«Солжницына обвиняли в том, — слышим мы тот же скорбный голос, — что он писал с фронта полемические письма, упрёки в адрес режима, чтобы попасть в лагерь. Но если он и так был в тыловой батарее, то чего ему перед самым концом войны бояться гибели и рваться в лагерь?» Сразу скажу: то, что для тебя, антисоветчик, теперь стало «давящим тоталитарным режимом», «советчиной», «сталинщиной», то для народа — Советская власть, при которой и ты при твоих данных блаженствовал. А смерти бояться у твоего Пророка были причины. Ещё и в сорок третьем году «Солженицын продолжал мечтать о мировой революции» и, как пишет Сараскина, он размышлял: «После этой войны не может не быть революции. И война Отечественная да превратится в войну Революционную» (с.233). И в сорок четвертом году писал жене: «Мы стоим на границах 1941 года — на границах войны Отечественной и Революционной». Он приветствовал это, но, судя по тому, как два года безуспешно рвался на фронт Отечественной, естественно усомниться, что он хотел стать участником войны Революционной. А потому вполне мог в расчёте на спасительный арест рассылать по многим адресам не «полемические», а клеветнические письма о государственном руководстве, о Верховном Главнокомандующем, и не «упрёки режиму», а злобное глумление над Советской властью. Недавно председатель Госдумы мудрец Борис Грызлов изрёк: «Дума не место для полемики». Дума!.. А ты хочешь плюрализма в армии во время войны, на фронте.
«Его обвинили органы КГБ в том, что он был стукачём в лагере». Какие органы? Он сам, ловко упреждая возможное разоблачение, признался в «Архипелаге», который ты едва ли читал. Об этом рассказывает и Сараскина в своей книге о нём. Правда, она по неодолимой привычке к вранью уверяет, что «лагерный опер придумал «агенту» кличку» (с. 316). Но вот подлинный текст из «Архипелага». В ответ на предложение оперуполномоченного стать секретным осведомителем Пророк ответил:
«— Можно. Это — можно.
Ты сказал!
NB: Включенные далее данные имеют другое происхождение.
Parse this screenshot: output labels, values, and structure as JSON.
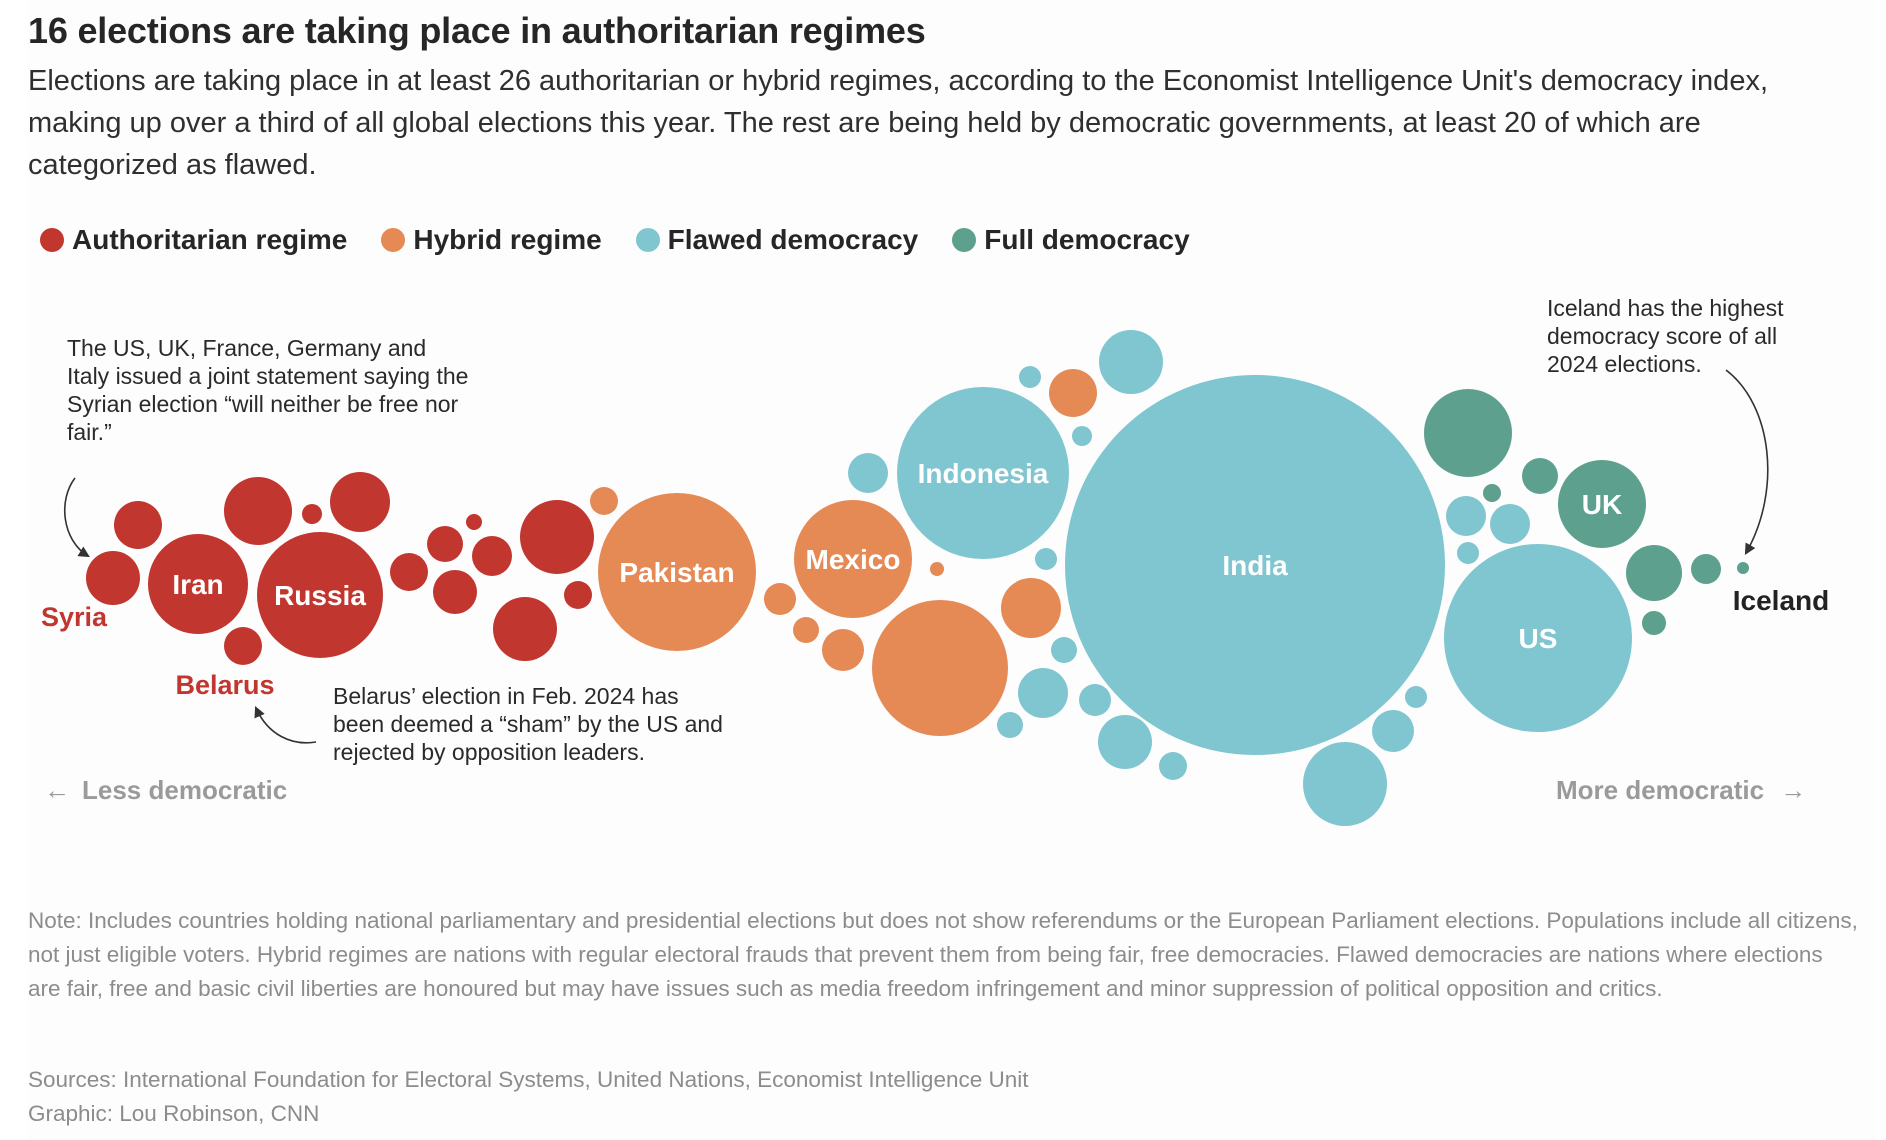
{
  "chart_data": {
    "type": "bubble",
    "title": "16 elections are taking place in authoritarian regimes",
    "subtitle": "Elections are taking place in at least 26 authoritarian or hybrid regimes, according to the Economist Intelligence Unit's democracy index, making up over a third of all global elections this year. The rest are being held by democratic governments, at least 20 of which are categorized as flawed.",
    "legend": [
      {
        "name": "Authoritarian regime",
        "color": "#c1362e"
      },
      {
        "name": "Hybrid regime",
        "color": "#e58a55"
      },
      {
        "name": "Flawed democracy",
        "color": "#7fc6d0"
      },
      {
        "name": "Full democracy",
        "color": "#5da08e"
      }
    ],
    "bubbles": [
      {
        "label": "Syria",
        "category": "Authoritarian regime"
      },
      {
        "label": "Iran",
        "category": "Authoritarian regime"
      },
      {
        "label": "Russia",
        "category": "Authoritarian regime"
      },
      {
        "label": "Belarus",
        "category": "Authoritarian regime"
      },
      {
        "label": "Pakistan",
        "category": "Hybrid regime"
      },
      {
        "label": "Mexico",
        "category": "Hybrid regime"
      },
      {
        "label": "Indonesia",
        "category": "Flawed democracy"
      },
      {
        "label": "India",
        "category": "Flawed democracy"
      },
      {
        "label": "US",
        "category": "Flawed democracy"
      },
      {
        "label": "UK",
        "category": "Full democracy"
      },
      {
        "label": "Iceland",
        "category": "Full democracy"
      }
    ],
    "axis": {
      "left": "Less democratic",
      "right": "More democratic",
      "left_arrow": "←",
      "right_arrow": "→"
    },
    "annotations": {
      "syria": "The US, UK, France, Germany and Italy issued a joint statement saying the Syrian election “will neither be free nor fair.”",
      "belarus": "Belarus’ election in Feb. 2024 has been deemed a “sham” by the US and rejected by opposition leaders.",
      "iceland": "Iceland has the highest democracy score of all 2024 elections."
    }
  },
  "footer": {
    "note": "Note: Includes countries holding national parliamentary and presidential elections but does not show referendums or the European Parliament elections. Populations include all citizens, not just eligible voters. Hybrid regimes are nations with regular electoral frauds that prevent them from being fair, free democracies. Flawed democracies are nations where elections are fair, free and basic civil liberties are honoured but may have issues such as media freedom infringement and minor suppression of political opposition and critics.",
    "sources": "Sources: International Foundation for Electoral Systems, United Nations, Economist Intelligence Unit",
    "credit": "Graphic: Lou Robinson, CNN"
  }
}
И уже чистый лист порхает передо мной на столе:
«ОБЯЗАТЕЛЬСТВО
Я, Солженицын Александр Исаевич, даю обязательство сообщать оперуполномоченному участка…»
Я вздыхаю и ставлю подпись о продаже души…
— Можно идти?
— Вам предстоит выбрать псевдоним.
— Ах, кличку! Ну, например, «Ветров».
Вздохнув, я вывожу — ВЕТРОВ» (т. 2, с. 358–359).
Заметьте, это произошло в самом начале срока, и раскалённый шомпол ему при этом в задний проход на ввинчивали, о чём он любил рассказывать, как о привычной забаве чекистов, голодом его не морили, бессонницей не истязали, даже разговаривали «на вы». А просто кликнули и спросили: «Можете?» И он тотчас: «Это — можно». А кличку назвал с такой быстротой и лёгкостью, словно уже заранее заготовил.
«Выдавать сексотов в КГБ не принято, — продолжает стенать бедный борец за права человека. — Что ж не сообщили, кто был сексотом из писателей. А вот Солженицына единственного не пожалели. Потому и не верится в эти россказни».
КГБ — это Комитет государственной безопасности. И если его агент становится агентом врага, то Комитет обязан сделать всё, чтобы обезопасить его, т. е. как минимум морально дискредитировать предателя-перебежчика, но бывают меры и покруче — так во всём мире. Кроме того, никто из писателей-сексотов «Архипелага» не написал, — зачем же их оглашать?
Да и не один Солженицын был известен. Все знали, что тем же самым занимались, например, критик Я.Е. Эльсберг, драматург Б.А. Дьяков, а кое-кто сам покаялся на страницах «Огонька». Позвони своему единомышленнику В. Коротичу, он расскажет.
— И как же так не верится тебе, коли дают точный адрес: т.2, с.358. Это в первом издании, в парижском, а вот в последнем, что вышло в Екатеринбурге (и Парижу, и Москве уже обрыдло): т.2, с.295. Неужели у тебя его нет? Ну, сбегай в «Сотый» на улице Горького, купи. Лишний раз не съездишь на Цейлон.